Weil er mitten an einem Werktag im Besucherzentrum von Luray am Fuße des Shenandoah National Parks um eine Modelleisenbahn schlenderte und weil er die für die USA typische Freizeitkluft trug – Turnschuhe, knielange Hosen, Basecap – musste er ein Urlauber sein. Tatsächlich stellte sich heraus, dass Bill Wess aus Oregon an der Westküste zwei Wochen freigenommen hatte, um Virginia, Maryland und die mittendrin liegende Hauptstadt Washington DC zu bereisen. Und ja: Das sei bezahlter Urlaub!

Damit gehört er zu jenen zirka 75 Prozent der US-Amerikaner, denen die Arbeitgeber bezahlte Urlaubstage zusichern. „Die Unternehmen können selbst bestimmen, ob und wie viel Urlaub sie gewähren“, sagt Bill, ein IT-Ingenieur. Wer gute Leute sucht, wird neben einem anständigen Gehalt und einer komfortablen Krankenversicherung auch mit bezahltem Urlaub locken. „Mein Unternehmen fängt bei zwei Wochen pro Jahr an. Ich habe mich aber schon auf vier Wochen hochgearbeitet“, so Bill.

Im Einzelhandel überhaupt keinen Urlaub
Vier Wochen sind 20 Werktage – da fangen Vollzeitbeschäftigte in Deutschland gerade mal an, und auch Teilzeitkräfte haben Mindestansprüche. Ein Bundesgesetz sorgt dafür. Dagegen sind die USA die einzige Industrienation der Welt ohne einen landesweit gültigen Mindestanspruch. Das hat auch John Schmitt vom Washingtoner „Center for Economic and Policy Studies“ in seiner Studie über die Urlaubsrealität von Australien bis Japan erwähnt. Er sagt: „Wir machen Urlaub, aber der Durchschnittsamerikaner bekommt viel weniger Urlaub als das, was in den anderen Ländern mindestens gefordert wird.“

Und so geben manche Firmen nur zehn Werktage frei, was den Durchschnitt drückt. Doch noch mehr schlagen jene 25 Prozent der arbeitenden Amerikaner zu Buche, die keinen einzigen bezahlten Urlaubstag bekommen. Betroffen sind vor allem Teilzeitkräfte und Geringverdiener. Es werde „von Unternehmen zu Unternehmen verschieden gehandhabt“, sagt Bill Wess. „Aber vor allem im Einzelhandel haben die Leute überhaupt keinen Urlaub.“

Sie dürfen zwar freinehmen, doch an jenen Tagen würden sie nichts verdienen. Gesetzliche Feiertage helfen übrigens nicht: Auch da sind die USA die einzige Industrienation, wo der Gehaltsfluss stoppen darf, wenn der Feiertag ein freier Tag ist.

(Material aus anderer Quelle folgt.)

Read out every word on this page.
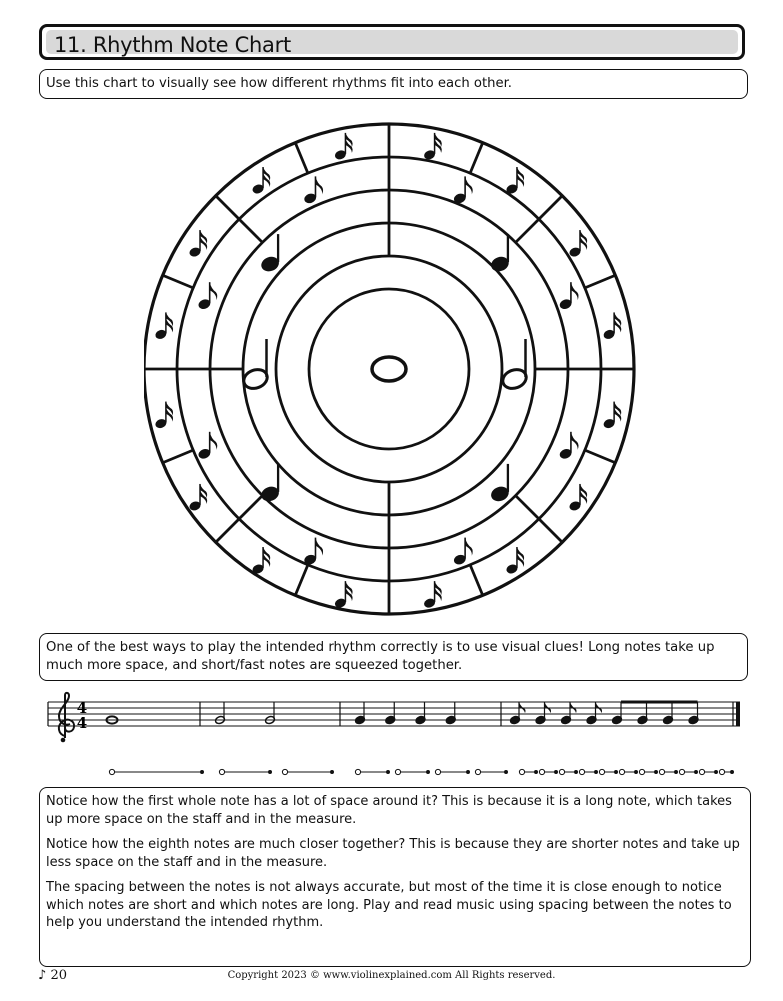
11. Rhythm Note Chart

Use this chart to visually see how different rhythms fit into each other.

One of the best ways to play the intended rhythm correctly is to use visual clues! Long notes take up much more space, and short/fast notes are squeezed together.

4
4

Notice how the first whole note has a lot of space around it? This is because it is a long note, which takes up more space on the staff and in the measure.

Notice how the eighth notes are much closer together? This is because they are shorter notes and take up less space on the staff and in the measure.

The spacing between the notes is not always accurate, but most of the time it is close enough to notice which notes are short and which notes are long. Play and read music using spacing between the notes to help you understand the intended rhythm.

♪ 20	Copyright 2023 © www.violinexplained.com All Rights reserved.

Je länger dabei, desto mehr Urlaub
Immerhin: Alle rund 23 Millionen Angestellten im öffentlichen Dienst von Kommunen, Staaten und Bundesregierung haben Urlaubsansprüche. Zudem bestimmte der US-Kongress mit dem sogenannten Davis-Bacon-Gesetz, dass die Bundesbehörde in Washington nur solchen Privatunternehmen Aufträge geben darf, die ihren Angestellten mindestens 15 bezahlte Urlaubstage pro Jahr garantieren.

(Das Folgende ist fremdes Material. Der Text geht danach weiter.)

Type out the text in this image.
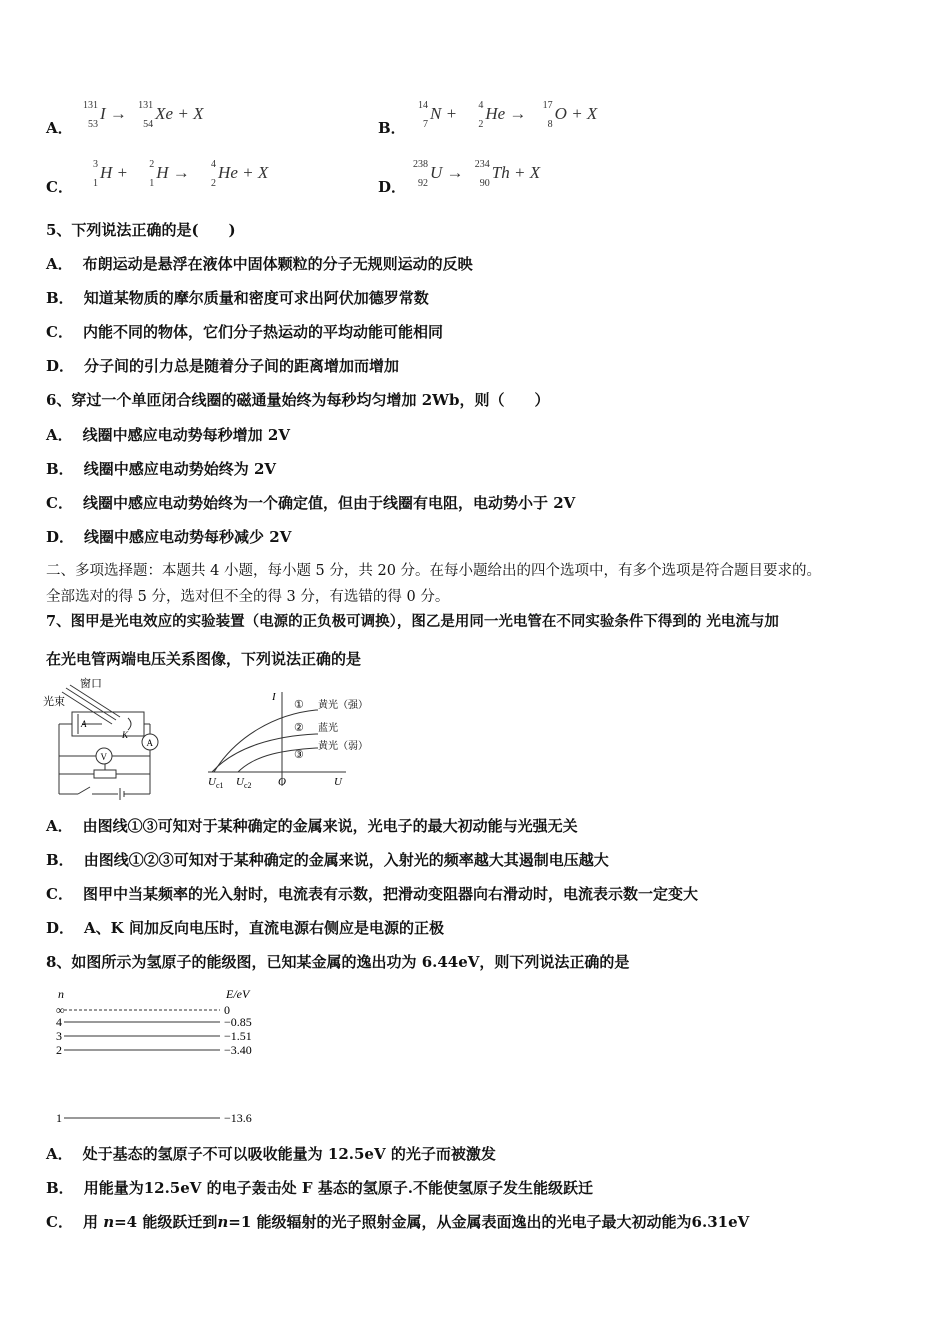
A．
131
53
I → 131
54
Xe + X
B．
14
7
N + 4
2
He → 17
8
O + X
C．
3
1
H + 2
1
H → 4
2
He + X
D．
238
92
U → 234
90
Th + X
5、下列说法正确的是(　　)
A． 布朗运动是悬浮在液体中固体颗粒的分子无规则运动的反映
B． 知道某物质的摩尔质量和密度可求出阿伏加德罗常数
C． 内能不同的物体，它们分子热运动的平均动能可能相同
D． 分子间的引力总是随着分子间的距离增加而增加
6、穿过一个单匝闭合线圈的磁通量始终为每秒均匀增加 2Wb，则（　　）
A． 线圈中感应电动势每秒增加 2V
B． 线圈中感应电动势始终为 2V
C． 线圈中感应电动势始终为一个确定值，但由于线圈有电阻，电动势小于 2V
D． 线圈中感应电动势每秒减少 2V
二、多项选择题：本题共 4 小题，每小题 5 分，共 20 分。在每小题给出的四个选项中，有多个选项是符合题目要求的。
全部选对的得 5 分，选对但不全的得 3 分，有选错的得 0 分。
7、图甲是光电效应的实验装置（电源的正负极可调换），图乙是用同一光电管在不同实验条件下得到的 光电流与加
在光电管两端电压关系图像，下列说法正确的是
窗口
光束
A
K
A
V
I
U
O
U c1 U c2
① 黄光（强）
② 蓝光
③
黄光（弱）
A． 由图线①③可知对于某种确定的金属来说，光电子的最大初动能与光强无关
B． 由图线①②③可知对于某种确定的金属来说，入射光的频率越大其遏制电压越大
C． 图甲中当某频率的光入射时，电流表有示数，把滑动变阻器向右滑动时，电流表示数一定变大
D． A、K 间加反向电压时，直流电源右侧应是电源的正极
8、如图所示为氢原子的能级图，已知某金属的逸出功为 6.44eV，则下列说法正确的是
n	E/eV
∞	0
4	−0.85
3	−1.51
2	−3.40
1	−13.6
A． 处于基态的氢原子不可以吸收能量为 12.5eV 的光子而被激发
B． 用能量为12.5eV 的电子轰击处 F 基态的氢原子.不能使氢原子发生能级跃迁
C． 用 n=4 能级跃迁到n=1 能级辐射的光子照射金属，从金属表面逸出的光电子最大初动能为6.31eV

Ansonsten gilt, zumindest bei den Staatsdienern: Je länger – bei Vollzeit – dabei, desto mehr Urlaub. So stehen einem 52-Jährigen, der bei der Bundesumweltbehörde EPA einen mittleren Managementposten bekleidet, bereits 40 Werktage pro Jahr als „paid vacation“ zu.

Verzicht auf Urlaub aus Angst um Job
Die nimmt er auch. Doch fast die Hälfte der US-Amerikaner verzichtet auf einen Teil ihres Urlaubs. John Schmitt erklärt es sich mit der „viel größeren Jobunsicherheit als im Rest der Welt.“ Fest steht: Viele lassen sich aus Angst vor Ansehens- oder Jobverlust lieber Extra-Geld auszahlen. Andere sparen sich ihren Urlaub vorsorglich auf, denn auch mit der Lohnfortzahlung im Krankheitsfall sieht es in den USA schlecht aus. Sogar die besonders großzügig abgesicherten Bundesbeamten „dürfen“ höchstens fünf Tage im Jahr krank werden und bezahlten „sick leave“, also bezahlte Krankentage, nehmen. Danach hat man besser eine gute Versicherung, genügend Geldrücklagen – oder eben noch ein paar unverbrauchte Urlaubstage.